A couple of weeks ago I was talking to a friend who had been stopped in a line of traffic because of an accident. He reached down, picked up his phone to take a photo of the accident, and decided that it was not appropriate to do so – because of the people’s privacy, not the rules about phone usage. Unfortunately, a policeman at the scene saw him do this and pulled him over. A fairly short time later my friend was $80 poorer and 20 demerit points richer. Since then he has been noticing how many people use their mobile phones while driving, many of them quite blatantly. NZTA reports that, in 2018, driver distraction was a contributing factor in 12 fatal crashes, 155 serious injury crashes and 956 minor injury crashes.
This might be a good time to review the legislation around phone use in vehicles while driving. The driver must not:
• make, receive, or terminate a telephone call;
• create, send, or read a text message;
• create, send, or read an email;
• create, send, or view a video message;
• use a mobile phone to communicate in a way similar to the above.
However, the driver may:
• use the phone to make a 111 or *555 call, and it is unsafe or impracticable for the driver to stop and park the vehicle to make the call;
• make, receive, or terminate a telephone call if the phone does not require the driver to hold or manipulate it to make, receive, or terminate the call;
• make, receive, or terminate a telephone call if the vehicle has stopped for a reason other than the normal starting and stopping of vehicles in a flow of traffic.

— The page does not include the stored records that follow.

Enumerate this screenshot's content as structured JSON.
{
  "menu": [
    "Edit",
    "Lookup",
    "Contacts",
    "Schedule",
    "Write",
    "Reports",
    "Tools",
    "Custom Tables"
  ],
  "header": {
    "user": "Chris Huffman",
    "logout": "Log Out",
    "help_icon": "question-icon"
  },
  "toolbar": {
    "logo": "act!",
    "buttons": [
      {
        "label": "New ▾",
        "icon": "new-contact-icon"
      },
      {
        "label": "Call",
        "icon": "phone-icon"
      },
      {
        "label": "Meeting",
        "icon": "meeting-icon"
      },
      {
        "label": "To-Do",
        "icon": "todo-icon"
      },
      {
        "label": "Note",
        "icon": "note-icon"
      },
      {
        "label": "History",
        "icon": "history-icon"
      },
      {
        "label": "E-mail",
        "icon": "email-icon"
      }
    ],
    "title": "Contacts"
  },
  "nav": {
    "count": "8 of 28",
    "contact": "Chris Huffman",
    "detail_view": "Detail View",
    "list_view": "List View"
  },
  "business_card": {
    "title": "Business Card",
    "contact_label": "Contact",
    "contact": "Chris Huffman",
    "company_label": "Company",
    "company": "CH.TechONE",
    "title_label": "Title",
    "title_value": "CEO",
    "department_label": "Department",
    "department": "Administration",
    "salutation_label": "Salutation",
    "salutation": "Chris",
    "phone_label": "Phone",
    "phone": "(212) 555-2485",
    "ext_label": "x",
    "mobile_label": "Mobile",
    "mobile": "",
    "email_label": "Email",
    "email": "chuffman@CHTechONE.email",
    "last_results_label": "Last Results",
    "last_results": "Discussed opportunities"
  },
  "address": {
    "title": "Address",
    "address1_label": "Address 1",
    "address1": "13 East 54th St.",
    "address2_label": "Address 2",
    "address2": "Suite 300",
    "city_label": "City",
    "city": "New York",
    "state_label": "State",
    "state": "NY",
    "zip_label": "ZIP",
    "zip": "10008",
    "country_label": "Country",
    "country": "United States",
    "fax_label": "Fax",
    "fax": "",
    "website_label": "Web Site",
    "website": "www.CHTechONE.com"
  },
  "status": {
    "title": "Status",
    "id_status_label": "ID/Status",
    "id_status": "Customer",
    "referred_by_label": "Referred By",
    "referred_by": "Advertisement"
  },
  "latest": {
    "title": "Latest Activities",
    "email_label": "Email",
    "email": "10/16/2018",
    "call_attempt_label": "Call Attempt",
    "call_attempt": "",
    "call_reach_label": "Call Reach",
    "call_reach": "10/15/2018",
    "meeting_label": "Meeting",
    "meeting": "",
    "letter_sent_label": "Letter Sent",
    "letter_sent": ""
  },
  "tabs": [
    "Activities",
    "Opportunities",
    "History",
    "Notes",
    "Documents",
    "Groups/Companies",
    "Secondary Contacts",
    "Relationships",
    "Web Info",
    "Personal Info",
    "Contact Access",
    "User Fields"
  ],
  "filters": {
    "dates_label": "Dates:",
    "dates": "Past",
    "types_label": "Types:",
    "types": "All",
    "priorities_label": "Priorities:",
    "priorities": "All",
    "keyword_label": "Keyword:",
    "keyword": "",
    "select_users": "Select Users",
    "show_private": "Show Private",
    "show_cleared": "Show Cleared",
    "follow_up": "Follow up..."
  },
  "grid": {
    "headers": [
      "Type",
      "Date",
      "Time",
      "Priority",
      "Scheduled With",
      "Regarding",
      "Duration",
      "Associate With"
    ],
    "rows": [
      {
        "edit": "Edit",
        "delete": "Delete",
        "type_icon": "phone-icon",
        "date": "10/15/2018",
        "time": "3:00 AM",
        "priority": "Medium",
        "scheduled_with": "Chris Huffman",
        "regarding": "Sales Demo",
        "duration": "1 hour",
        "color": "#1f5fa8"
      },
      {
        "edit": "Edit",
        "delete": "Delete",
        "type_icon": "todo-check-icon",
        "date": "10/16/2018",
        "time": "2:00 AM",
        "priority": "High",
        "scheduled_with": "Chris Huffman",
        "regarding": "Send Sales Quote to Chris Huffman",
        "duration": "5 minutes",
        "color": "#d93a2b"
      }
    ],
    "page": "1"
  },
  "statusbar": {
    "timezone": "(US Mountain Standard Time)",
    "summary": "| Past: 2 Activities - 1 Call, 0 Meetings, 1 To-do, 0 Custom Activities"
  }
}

If using a phone rather than hands-free or Bluetooth, the phone must be secured in a mounting fixed to the vehicle; and the driver may only look at it infrequently and briefly. In short, mobile phones are a temptation that is hard to resist. We have become accustomed to immediate interactions and find it very difficult to resist using our phones, even when we know better. The phone should be left out of sight and reach, connected to a hands-free device, or turned off. Pull safely to the side of the road when using the phone if you are likely to be distracted by the conversation. Note that the definition of a mobile phone does not include CB or other two-way radios.